Therapy resistance remains one of the most formidable challenges in oncology. While pharmacogenetic studies link patient outcomes to genetic variation, they overlook cell-level molecular signatures, such as transcriptional plasticity and epigenetic modification, that capture dynamic regulatory mechanisms beyond genetics alone.
To address this, we recruited a large-scale pan-cancer liquid biopsy (LBIO) cohort of 455 patients with matched whole-genome sequencing (WGS), single-cell RNA (scRNA-seq), and ATAC (scATAC-seq) profiles from peripheral blood mononuclear cells. Patients received chemotherapy, immunotherapy, targeted therapy, or combinations thereof, with clinical outcomes systematically recorded. To maximize the discovery of candidate signatures, we leveraged the largest-to-date single-cell expression (sc-eQTL) and chromatin accessibility (sc-caQTL) QTL mapping results from the TenK10K Phase1 study, comprising 154,932 sc-eQTLs and 243,273 sc-caQTLs from ~2,000 donors. Integrating these population-scale molecular QTLs for discovery with the LBIO cohort for validation enabled the identification of robust multi-omic markers underlying the heterogeneity in therapeutic outcome.

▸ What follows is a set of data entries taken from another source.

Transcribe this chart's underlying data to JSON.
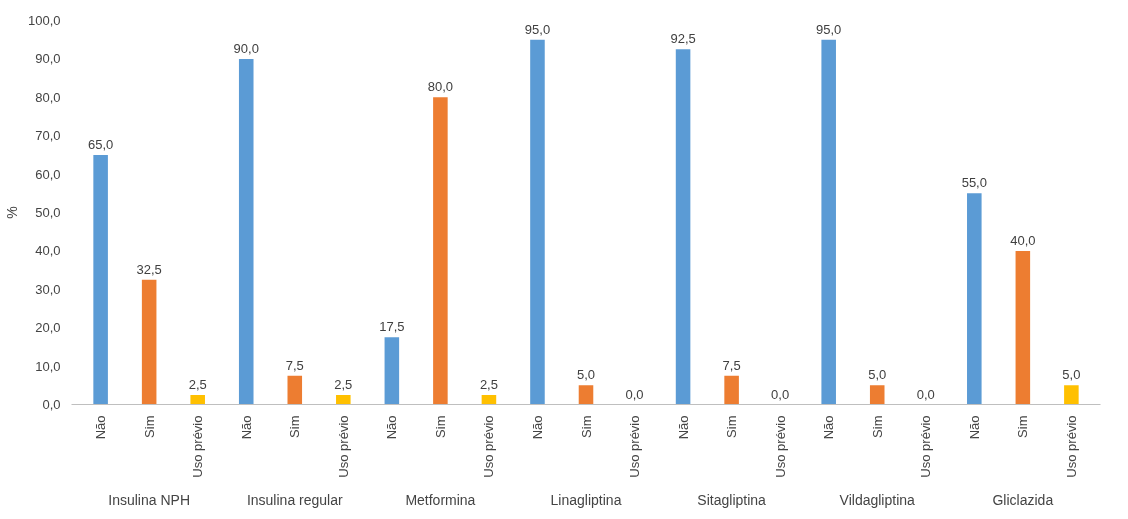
{
  "chart_data": {
    "type": "bar",
    "ylabel": "%",
    "categories": [
      "Não",
      "Sim",
      "Uso prévio",
      "Não",
      "Sim",
      "Uso prévio",
      "Não",
      "Sim",
      "Uso prévio",
      "Não",
      "Sim",
      "Uso prévio",
      "Não",
      "Sim",
      "Uso prévio",
      "Não",
      "Sim",
      "Uso prévio",
      "Não",
      "Sim",
      "Uso prévio"
    ],
    "values": [
      65.0,
      32.5,
      2.5,
      90.0,
      7.5,
      2.5,
      17.5,
      80.0,
      2.5,
      95.0,
      5.0,
      0.0,
      92.5,
      7.5,
      0.0,
      95.0,
      5.0,
      0.0,
      55.0,
      40.0,
      5.0
    ],
    "colors": [
      "#5b9bd5",
      "#ed7d31",
      "#ffc000",
      "#5b9bd5",
      "#ed7d31",
      "#ffc000",
      "#5b9bd5",
      "#ed7d31",
      "#ffc000",
      "#5b9bd5",
      "#ed7d31",
      "#ffc000",
      "#5b9bd5",
      "#ed7d31",
      "#ffc000",
      "#5b9bd5",
      "#ed7d31",
      "#ffc000",
      "#5b9bd5",
      "#ed7d31",
      "#ffc000"
    ],
    "value_labels": [
      "65,0",
      "32,5",
      "2,5",
      "90,0",
      "7,5",
      "2,5",
      "17,5",
      "80,0",
      "2,5",
      "95,0",
      "5,0",
      "0,0",
      "92,5",
      "7,5",
      "0,0",
      "95,0",
      "5,0",
      "0,0",
      "55,0",
      "40,0",
      "5,0"
    ],
    "annotations": [
      "Insulina NPH",
      "Insulina regular",
      "Metformina",
      "Linagliptina",
      "Sitagliptina",
      "Vildagliptina",
      "Gliclazida"
    ],
    "ylim": [
      0,
      100
    ],
    "yticks": [
      {
        "value": 0,
        "label": "0,0"
      },
      {
        "value": 10,
        "label": "10,0"
      },
      {
        "value": 20,
        "label": "20,0"
      },
      {
        "value": 30,
        "label": "30,0"
      },
      {
        "value": 40,
        "label": "40,0"
      },
      {
        "value": 50,
        "label": "50,0"
      },
      {
        "value": 60,
        "label": "60,0"
      },
      {
        "value": 70,
        "label": "70,0"
      },
      {
        "value": 80,
        "label": "80,0"
      },
      {
        "value": 90,
        "label": "90,0"
      },
      {
        "value": 100,
        "label": "100,0"
      }
    ],
    "grid": false
  }
}
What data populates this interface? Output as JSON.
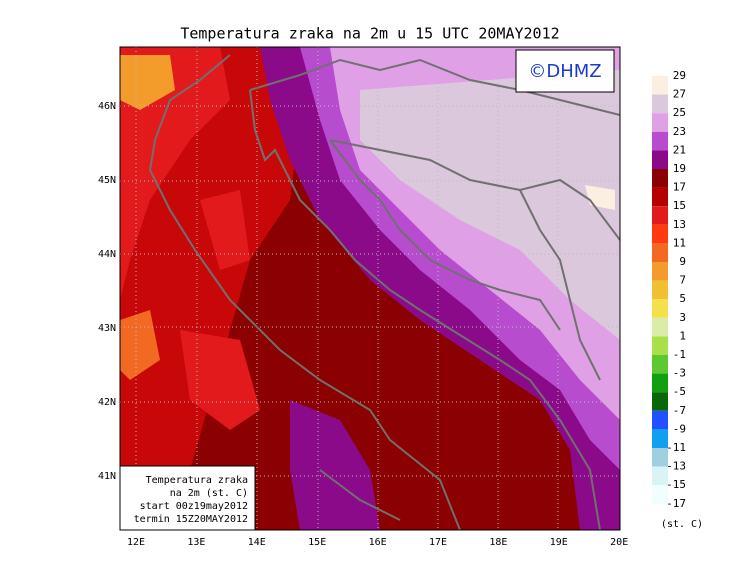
{
  "title": "Temperatura zraka na 2m u 15 UTC 20MAY2012",
  "logo": "©DHMZ",
  "lon_labels": [
    "12E",
    "13E",
    "14E",
    "15E",
    "16E",
    "17E",
    "18E",
    "19E",
    "20E"
  ],
  "lat_labels": [
    "46N",
    "45N",
    "44N",
    "43N",
    "42N",
    "41N"
  ],
  "legend": {
    "labels": [
      29,
      27,
      25,
      23,
      21,
      19,
      17,
      15,
      13,
      11,
      9,
      7,
      5,
      3,
      1,
      -1,
      -3,
      -5,
      -7,
      -9,
      -11,
      -13,
      -15,
      -17
    ],
    "colors": [
      "#fbefe2",
      "#dcc8dc",
      "#e0a0e6",
      "#b84ccf",
      "#8a0a8a",
      "#8b0000",
      "#b40000",
      "#e31a1c",
      "#ff3a10",
      "#f26a21",
      "#f39c2b",
      "#f0c030",
      "#f4e04a",
      "#dcebaa",
      "#a8e04a",
      "#5cc832",
      "#10a010",
      "#086808",
      "#2050ff",
      "#10a0f0",
      "#a0d0e0",
      "#d8f4f4",
      "#f0fffe"
    ],
    "unit": "(st. C)"
  },
  "info": [
    "Temperatura zraka",
    "na 2m (st. C)",
    "start 00z19may2012",
    "termin 15Z20MAY2012"
  ]
}
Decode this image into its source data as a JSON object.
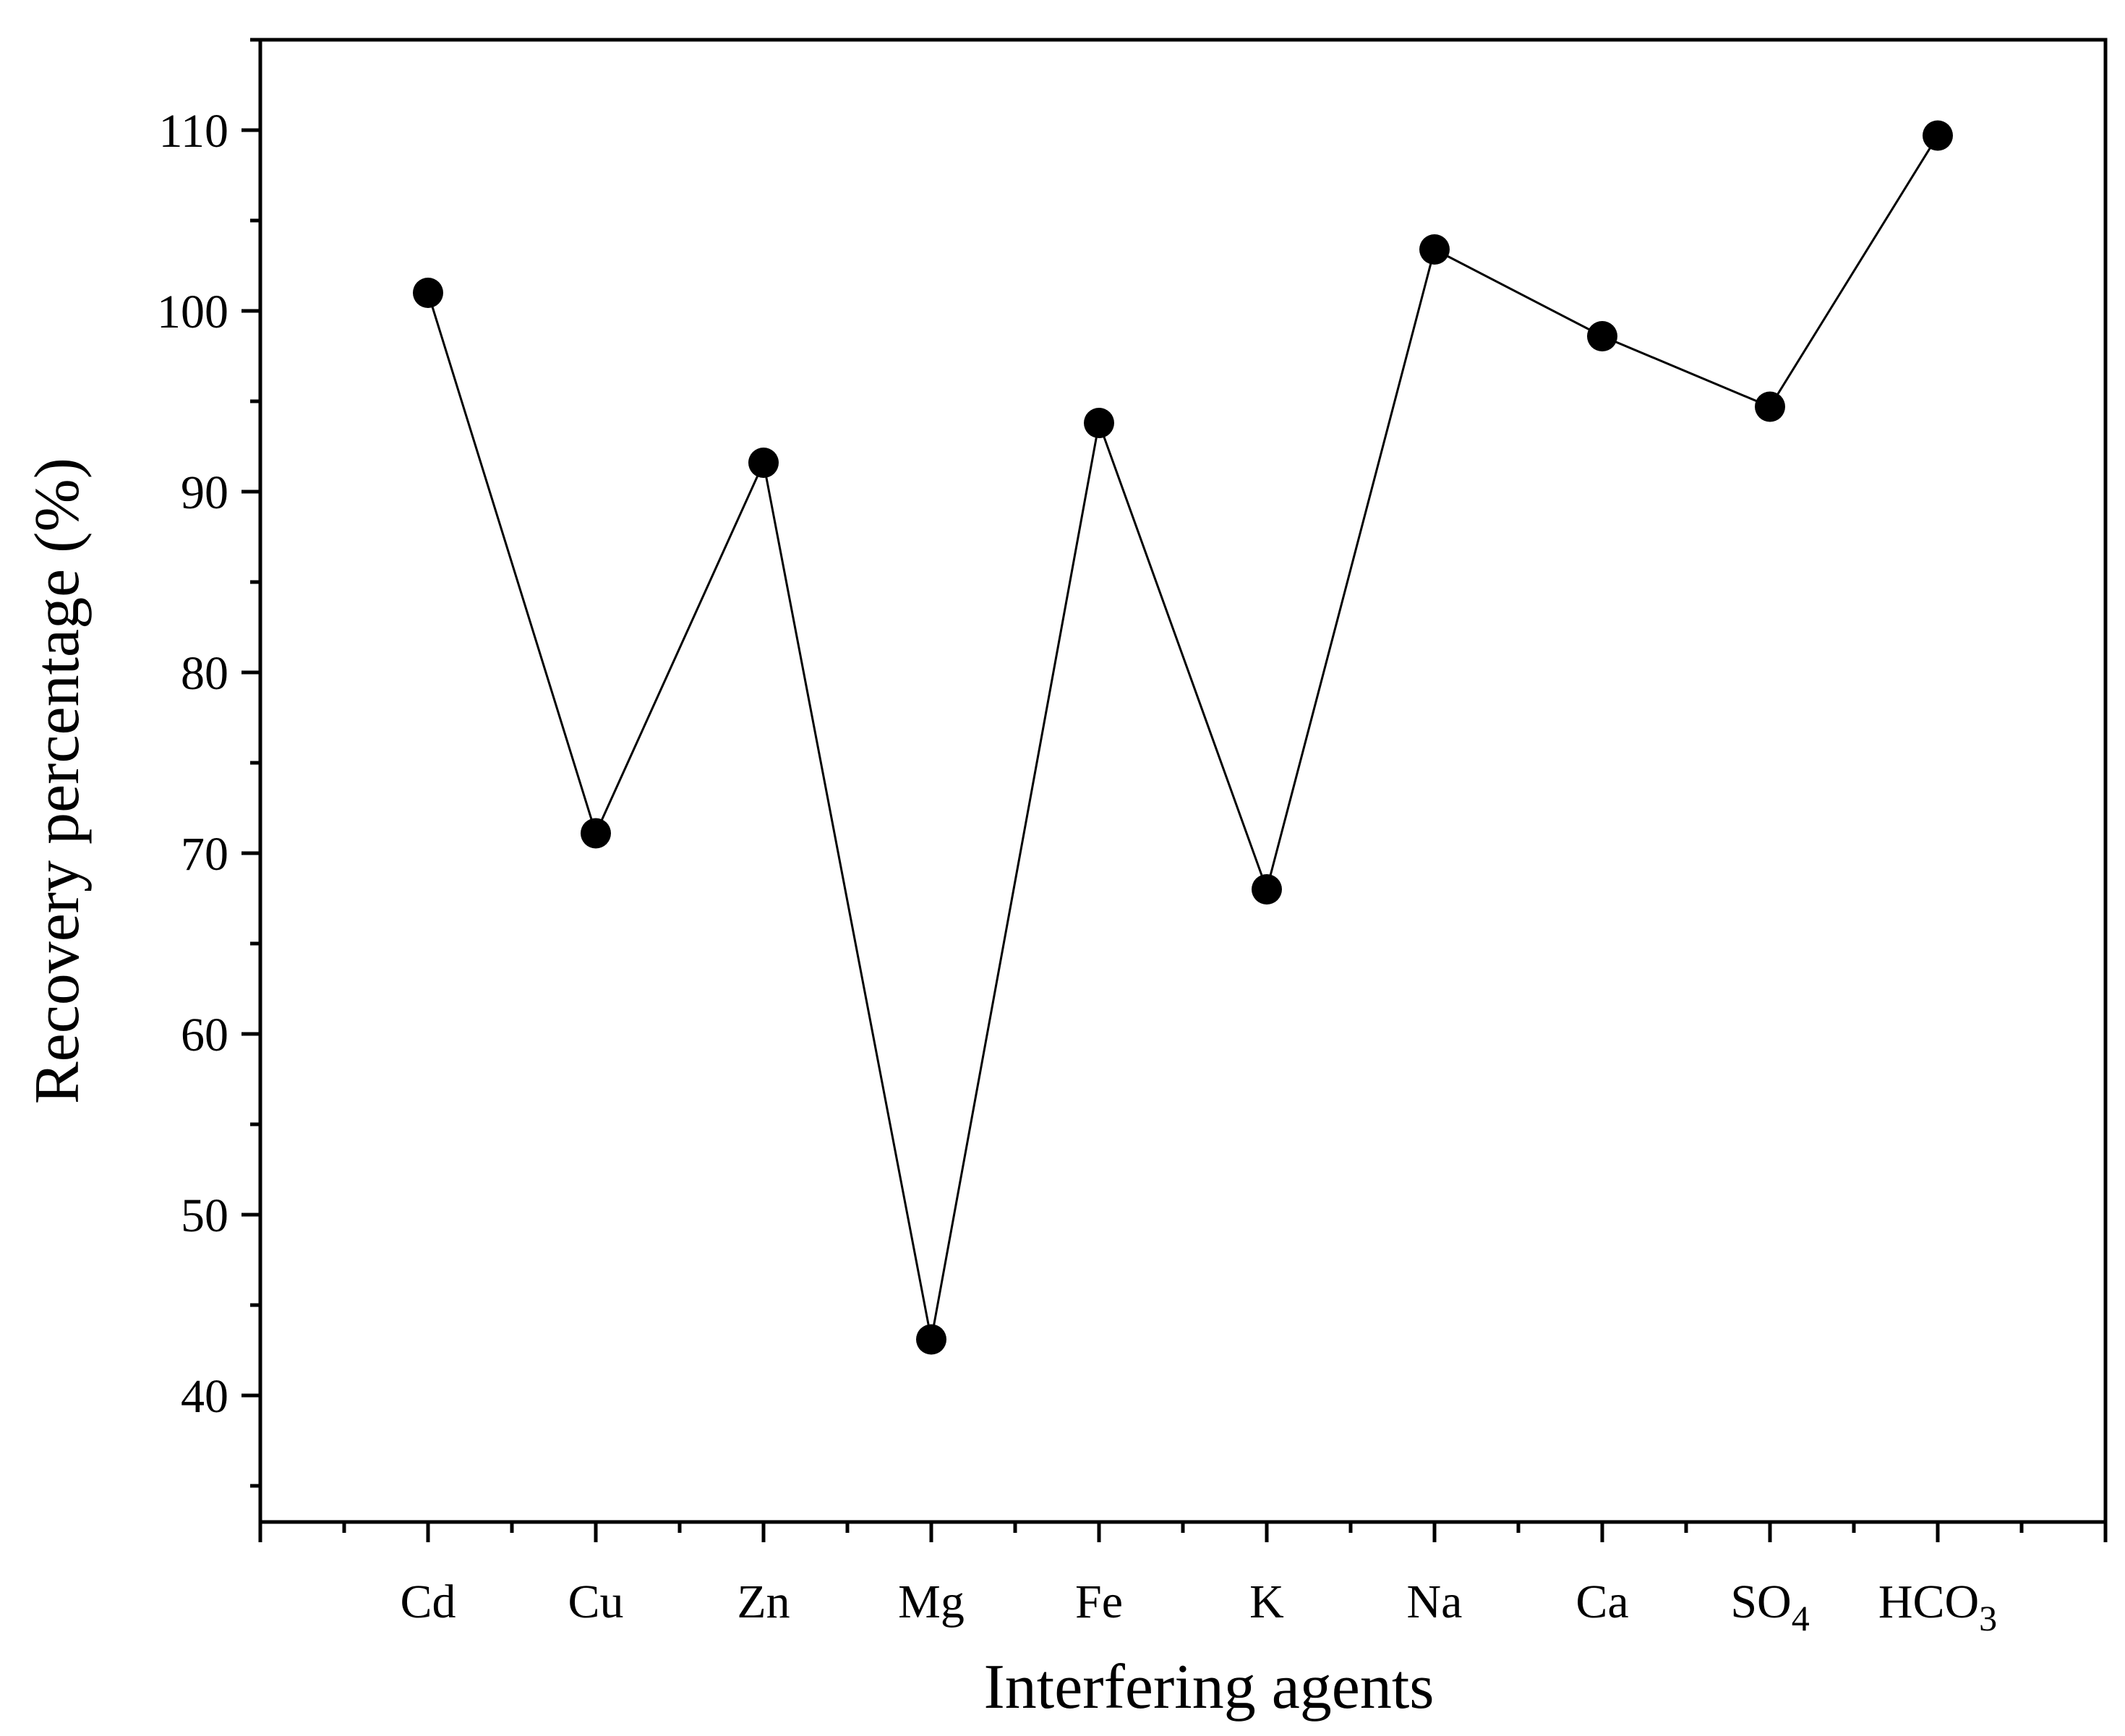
{
  "chart_data": {
    "type": "line",
    "title": "",
    "xlabel": "Interfering agents",
    "ylabel": "Recovery percentage (%)",
    "ylim": [
      33,
      115
    ],
    "yticks": [
      40,
      50,
      60,
      70,
      80,
      90,
      100,
      110
    ],
    "ytick_labels": [
      "40",
      "50",
      "60",
      "70",
      "80",
      "90",
      "100",
      "110"
    ],
    "categories": [
      "Cd",
      "Cu",
      "Zn",
      "Mg",
      "Fe",
      "K",
      "Na",
      "Ca",
      "SO4",
      "HCO3"
    ],
    "category_labels": [
      {
        "base": "Cd",
        "sub": ""
      },
      {
        "base": "Cu",
        "sub": ""
      },
      {
        "base": "Zn",
        "sub": ""
      },
      {
        "base": "Mg",
        "sub": ""
      },
      {
        "base": "Fe",
        "sub": ""
      },
      {
        "base": "K",
        "sub": ""
      },
      {
        "base": "Na",
        "sub": ""
      },
      {
        "base": "Ca",
        "sub": ""
      },
      {
        "base": "SO",
        "sub": "4"
      },
      {
        "base": "HCO",
        "sub": "3"
      }
    ],
    "series": [
      {
        "name": "Recovery percentage",
        "values": [
          101.0,
          71.1,
          91.6,
          43.1,
          93.8,
          68.0,
          103.4,
          98.6,
          94.7,
          109.7
        ],
        "color": "#000000"
      }
    ],
    "grid": false,
    "legend": "none"
  }
}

We mapped the QTLs to a curated list of pharmacogenes (key regulators of drug metabolism and transport, and potential drug targets) from ClinPGx. We identified epigenetic markers by colocalising sc-eQTLs and sc-caQTLs. This yielded a systematic catalogue of risk loci and chromatin peaks across 112 genes critical to cancer treatment efficacy and safety. Our findings recapitulate known pharmacogenetic associations while revealing 86 novel genetic and 193 epigenetic signatures linked to pharmacogenes. For instance, we replicated the well-established MTHFR 677C>T association with MTHFR expression in CD4 naive cells (p = 4.5 × 10⁻¹⁶, β = –0.046) and identified previously unreported markers, such as rs55763963(T>C) and chr16:28609104-28611222 associated with SULT1A1, offering new candidate signatures into the molecular determinants of therapeutic efficacy.
Overall, our study provides a valuable resource of genetic and epigenetic markers for therapy resistance, establishing a foundation for developing large-scale, multi-omics AI models that enable personalized prediction of ineffective cancer interventions.